Komploya karşı Viyan olmak...
 
Leyla Weli Hüseyin (Viyan Soran), YJA-Star komutanlığı yaptığı Haftanin alanında 2006 yılında Abdullah Öcalan'a uygulanan komplo ve tecride karşı bedenini ateşe verdi. Eyleminin ardından PKK Lideri Abdullah Öcalan'a bıraktığı mektubunda, "Bedel verilmeden özgürlük olmaz" dedi.  
 
Kobanê'nin özgürlük militanı: Arin 
 
Yıllar geçti.
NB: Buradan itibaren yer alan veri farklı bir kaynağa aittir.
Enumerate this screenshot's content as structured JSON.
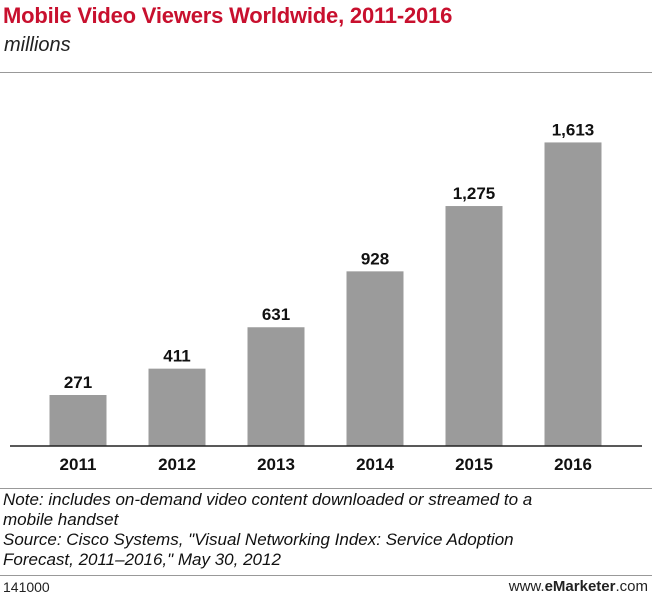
{
  "header": {
    "title": "Mobile Video Viewers Worldwide, 2011-2016",
    "subtitle": "millions"
  },
  "colors": {
    "title": "#c8102e",
    "bar": "#9b9b9b",
    "axis": "#222222"
  },
  "chart_data": {
    "type": "bar",
    "title": "Mobile Video Viewers Worldwide, 2011-2016",
    "subtitle": "millions",
    "categories": [
      "2011",
      "2012",
      "2013",
      "2014",
      "2015",
      "2016"
    ],
    "values": [
      271,
      411,
      631,
      928,
      1275,
      1613
    ],
    "value_labels": [
      "271",
      "411",
      "631",
      "928",
      "1,275",
      "1,613"
    ],
    "xlabel": "",
    "ylabel": "",
    "ylim": [
      0,
      1800
    ],
    "grid": false,
    "legend": "none"
  },
  "footer": {
    "note_line1": "Note: includes on-demand video content downloaded or streamed to a",
    "note_line2": "mobile handset",
    "source_line1": "Source: Cisco Systems, \"Visual Networking Index: Service Adoption",
    "source_line2": "Forecast, 2011–2016,\" May 30, 2012",
    "chart_id": "141000",
    "brand_prefix": "www.",
    "brand_bold": "eMarketer",
    "brand_suffix": ".com"
  }
}
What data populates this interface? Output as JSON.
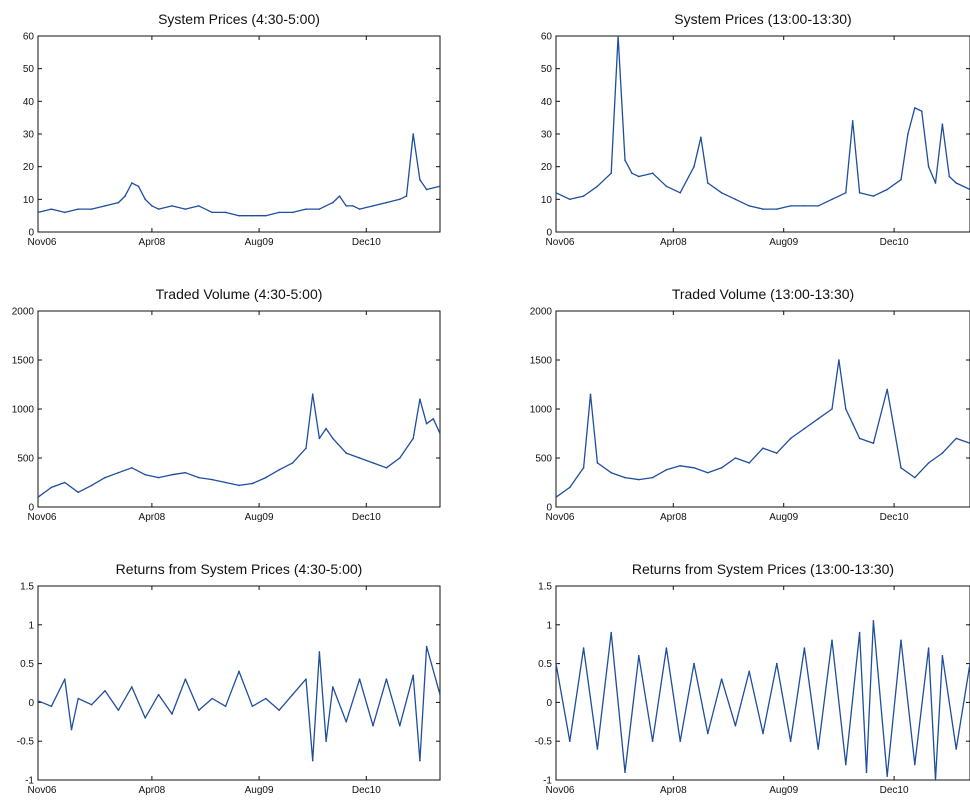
{
  "chart_data": [
    {
      "type": "line",
      "title": "System Prices (4:30-5:00)",
      "xlabel": "",
      "ylabel": "",
      "xlim": [
        0,
        60
      ],
      "ylim": [
        0,
        60
      ],
      "x_tick_labels": [
        {
          "label": "Nov06",
          "x": 0
        },
        {
          "label": "Apr08",
          "x": 17
        },
        {
          "label": "Aug09",
          "x": 33
        },
        {
          "label": "Dec10",
          "x": 49
        }
      ],
      "y_ticks": [
        {
          "label": "0",
          "v": 0
        },
        {
          "label": "10",
          "v": 10
        },
        {
          "label": "20",
          "v": 20
        },
        {
          "label": "30",
          "v": 30
        },
        {
          "label": "40",
          "v": 40
        },
        {
          "label": "50",
          "v": 50
        },
        {
          "label": "60",
          "v": 60
        }
      ],
      "grid": false,
      "series": [
        {
          "color": "#1f4e9e",
          "x": [
            0,
            2,
            4,
            6,
            8,
            10,
            12,
            13,
            14,
            15,
            16,
            17,
            18,
            20,
            22,
            24,
            26,
            28,
            30,
            32,
            34,
            36,
            38,
            40,
            42,
            44,
            45,
            46,
            47,
            48,
            50,
            52,
            54,
            55,
            56,
            57,
            58,
            60
          ],
          "y": [
            6,
            7,
            6,
            7,
            7,
            8,
            9,
            11,
            15,
            14,
            10,
            8,
            7,
            8,
            7,
            8,
            6,
            6,
            5,
            5,
            5,
            6,
            6,
            7,
            7,
            9,
            11,
            8,
            8,
            7,
            8,
            9,
            10,
            11,
            30,
            16,
            13,
            14
          ]
        }
      ]
    },
    {
      "type": "line",
      "title": "System Prices (13:00-13:30)",
      "xlabel": "",
      "ylabel": "",
      "xlim": [
        0,
        60
      ],
      "ylim": [
        0,
        60
      ],
      "x_tick_labels": [
        {
          "label": "Nov06",
          "x": 0
        },
        {
          "label": "Apr08",
          "x": 17
        },
        {
          "label": "Aug09",
          "x": 33
        },
        {
          "label": "Dec10",
          "x": 49
        }
      ],
      "y_ticks": [
        {
          "label": "0",
          "v": 0
        },
        {
          "label": "10",
          "v": 10
        },
        {
          "label": "20",
          "v": 20
        },
        {
          "label": "30",
          "v": 30
        },
        {
          "label": "40",
          "v": 40
        },
        {
          "label": "50",
          "v": 50
        },
        {
          "label": "60",
          "v": 60
        }
      ],
      "grid": false,
      "series": [
        {
          "color": "#1f4e9e",
          "x": [
            0,
            2,
            4,
            6,
            8,
            9,
            10,
            11,
            12,
            14,
            16,
            18,
            20,
            21,
            22,
            24,
            26,
            28,
            30,
            32,
            34,
            36,
            38,
            40,
            42,
            43,
            44,
            46,
            48,
            50,
            51,
            52,
            53,
            54,
            55,
            56,
            57,
            58,
            60
          ],
          "y": [
            12,
            10,
            11,
            14,
            18,
            60,
            22,
            18,
            17,
            18,
            14,
            12,
            20,
            29,
            15,
            12,
            10,
            8,
            7,
            7,
            8,
            8,
            8,
            10,
            12,
            34,
            12,
            11,
            13,
            16,
            30,
            38,
            37,
            20,
            15,
            33,
            17,
            15,
            13
          ]
        }
      ]
    },
    {
      "type": "line",
      "title": "Traded Volume (4:30-5:00)",
      "xlabel": "",
      "ylabel": "",
      "xlim": [
        0,
        60
      ],
      "ylim": [
        0,
        2000
      ],
      "x_tick_labels": [
        {
          "label": "Nov06",
          "x": 0
        },
        {
          "label": "Apr08",
          "x": 17
        },
        {
          "label": "Aug09",
          "x": 33
        },
        {
          "label": "Dec10",
          "x": 49
        }
      ],
      "y_ticks": [
        {
          "label": "0",
          "v": 0
        },
        {
          "label": "500",
          "v": 500
        },
        {
          "label": "1000",
          "v": 1000
        },
        {
          "label": "1500",
          "v": 1500
        },
        {
          "label": "2000",
          "v": 2000
        }
      ],
      "grid": false,
      "series": [
        {
          "color": "#1f4e9e",
          "x": [
            0,
            2,
            4,
            6,
            8,
            10,
            12,
            14,
            16,
            18,
            20,
            22,
            24,
            26,
            28,
            30,
            32,
            34,
            36,
            38,
            40,
            41,
            42,
            43,
            44,
            46,
            48,
            50,
            52,
            54,
            56,
            57,
            58,
            59,
            60
          ],
          "y": [
            100,
            200,
            250,
            150,
            220,
            300,
            350,
            400,
            330,
            300,
            330,
            350,
            300,
            280,
            250,
            220,
            240,
            300,
            380,
            450,
            600,
            1150,
            700,
            800,
            700,
            550,
            500,
            450,
            400,
            500,
            700,
            1100,
            850,
            900,
            750
          ]
        }
      ]
    },
    {
      "type": "line",
      "title": "Traded Volume (13:00-13:30)",
      "xlabel": "",
      "ylabel": "",
      "xlim": [
        0,
        60
      ],
      "ylim": [
        0,
        2000
      ],
      "x_tick_labels": [
        {
          "label": "Nov06",
          "x": 0
        },
        {
          "label": "Apr08",
          "x": 17
        },
        {
          "label": "Aug09",
          "x": 33
        },
        {
          "label": "Dec10",
          "x": 49
        }
      ],
      "y_ticks": [
        {
          "label": "0",
          "v": 0
        },
        {
          "label": "500",
          "v": 500
        },
        {
          "label": "1000",
          "v": 1000
        },
        {
          "label": "1500",
          "v": 1500
        },
        {
          "label": "2000",
          "v": 2000
        }
      ],
      "grid": false,
      "series": [
        {
          "color": "#1f4e9e",
          "x": [
            0,
            2,
            4,
            5,
            6,
            8,
            10,
            12,
            14,
            16,
            18,
            20,
            22,
            24,
            26,
            28,
            30,
            32,
            34,
            36,
            38,
            40,
            41,
            42,
            43,
            44,
            46,
            48,
            50,
            52,
            54,
            56,
            58,
            60
          ],
          "y": [
            100,
            200,
            400,
            1150,
            450,
            350,
            300,
            280,
            300,
            380,
            420,
            400,
            350,
            400,
            500,
            450,
            600,
            550,
            700,
            800,
            900,
            1000,
            1500,
            1000,
            850,
            700,
            650,
            1200,
            400,
            300,
            450,
            550,
            700,
            650
          ]
        }
      ]
    },
    {
      "type": "line",
      "title": "Returns from System Prices (4:30-5:00)",
      "xlabel": "",
      "ylabel": "",
      "xlim": [
        0,
        60
      ],
      "ylim": [
        -1,
        1.5
      ],
      "x_tick_labels": [
        {
          "label": "Nov06",
          "x": 0
        },
        {
          "label": "Apr08",
          "x": 17
        },
        {
          "label": "Aug09",
          "x": 33
        },
        {
          "label": "Dec10",
          "x": 49
        }
      ],
      "y_ticks": [
        {
          "label": "-1",
          "v": -1
        },
        {
          "label": "-0.5",
          "v": -0.5
        },
        {
          "label": "0",
          "v": 0
        },
        {
          "label": "0.5",
          "v": 0.5
        },
        {
          "label": "1",
          "v": 1
        },
        {
          "label": "1.5",
          "v": 1.5
        }
      ],
      "grid": false,
      "series": [
        {
          "color": "#1f4e9e",
          "x": [
            0,
            2,
            4,
            5,
            6,
            8,
            10,
            12,
            14,
            16,
            18,
            20,
            22,
            24,
            26,
            28,
            30,
            32,
            34,
            36,
            38,
            40,
            41,
            42,
            43,
            44,
            46,
            48,
            50,
            52,
            54,
            56,
            57,
            58,
            60
          ],
          "y": [
            0.02,
            -0.05,
            0.3,
            -0.35,
            0.05,
            -0.03,
            0.15,
            -0.1,
            0.2,
            -0.2,
            0.1,
            -0.15,
            0.3,
            -0.1,
            0.05,
            -0.05,
            0.4,
            -0.05,
            0.05,
            -0.1,
            0.1,
            0.3,
            -0.75,
            0.65,
            -0.5,
            0.2,
            -0.25,
            0.3,
            -0.3,
            0.3,
            -0.3,
            0.35,
            -0.75,
            0.72,
            0.1
          ]
        }
      ]
    },
    {
      "type": "line",
      "title": "Returns from System Prices (13:00-13:30)",
      "xlabel": "",
      "ylabel": "",
      "xlim": [
        0,
        60
      ],
      "ylim": [
        -1,
        1.5
      ],
      "x_tick_labels": [
        {
          "label": "Nov06",
          "x": 0
        },
        {
          "label": "Apr08",
          "x": 17
        },
        {
          "label": "Aug09",
          "x": 33
        },
        {
          "label": "Dec10",
          "x": 49
        }
      ],
      "y_ticks": [
        {
          "label": "-1",
          "v": -1
        },
        {
          "label": "-0.5",
          "v": -0.5
        },
        {
          "label": "0",
          "v": 0
        },
        {
          "label": "0.5",
          "v": 0.5
        },
        {
          "label": "1",
          "v": 1
        },
        {
          "label": "1.5",
          "v": 1.5
        }
      ],
      "grid": false,
      "series": [
        {
          "color": "#1f4e9e",
          "x": [
            0,
            2,
            4,
            6,
            8,
            10,
            12,
            14,
            16,
            18,
            20,
            22,
            24,
            26,
            28,
            30,
            32,
            34,
            36,
            38,
            40,
            42,
            44,
            45,
            46,
            48,
            50,
            52,
            54,
            55,
            56,
            58,
            60
          ],
          "y": [
            0.5,
            -0.5,
            0.7,
            -0.6,
            0.9,
            -0.9,
            0.6,
            -0.5,
            0.7,
            -0.5,
            0.5,
            -0.4,
            0.3,
            -0.3,
            0.4,
            -0.4,
            0.5,
            -0.5,
            0.7,
            -0.6,
            0.8,
            -0.8,
            0.9,
            -0.9,
            1.05,
            -0.95,
            0.8,
            -0.8,
            0.7,
            -1.0,
            0.6,
            -0.6,
            0.5
          ]
        }
      ]
    }
  ]
}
Kürdistan özgür kadın hareketinin öncüleri Hanımların, Saraların, Sakinelerin, Zilanların,  Berîtanların, Viyanların ardılları teslimiyete karşı direniş çizgisini bugünlere taşıdı.  İnsanlık düşmanı DAİŞ vahşetine karşı sergilediği görkemli direnişle zaferin sembolü haline gelen YPJ Takım Komutanı Dilar Gencxemîs (Arîn Mîrkan), Kobanê direnişinin 20'nci günü olan 5 Ekim 2014 tarihinde Miştenûr (Arîn Mîrkan) Tepesi'nde gerçekleştirdiği fedai eylemle ölümsüzleşti. Kobanê'yi zılgıtlarıyla zafere taşıyan Kürt kadınları, kadın özgürlük mücadelesi tarihindeki öncü rolünü, DAİŞ'ê karşı gerçekleştirdiği fedai eylemde ölümsüzleşen YPJ'li Arîn şahsında bir kez daha ortaya koydu. 
 
Efrîn'de yanan direniş ateşi: Avesta 
 
Arîn’in eyleminden tam 4 yıl sonra, 27 Ocak günü bu kez Efrîn’den yanıyordu Arîn direniş ateşi. Türkiye ve bağlı güçlerin saldırılarına karşı Efrîn’in Cindirêsê ilçesine bağlı Hemamê köyünde yaşanan çatışmalar sırasında YPJ’li Avesta Xabûr TSK'ye ait tankın saldırısına engel olmak için eylem gerçekleştirdi. Eylemin ardından saldırıların geri püskürtüldüğü açıklandı. Kürt kadınlarının dilden dile yayılan direniş çizgisi faşizme ve ırkçılığa en güçlü cevabı verirken, özgürlük ateşinin harı toprağı sarmaya devam ediyor.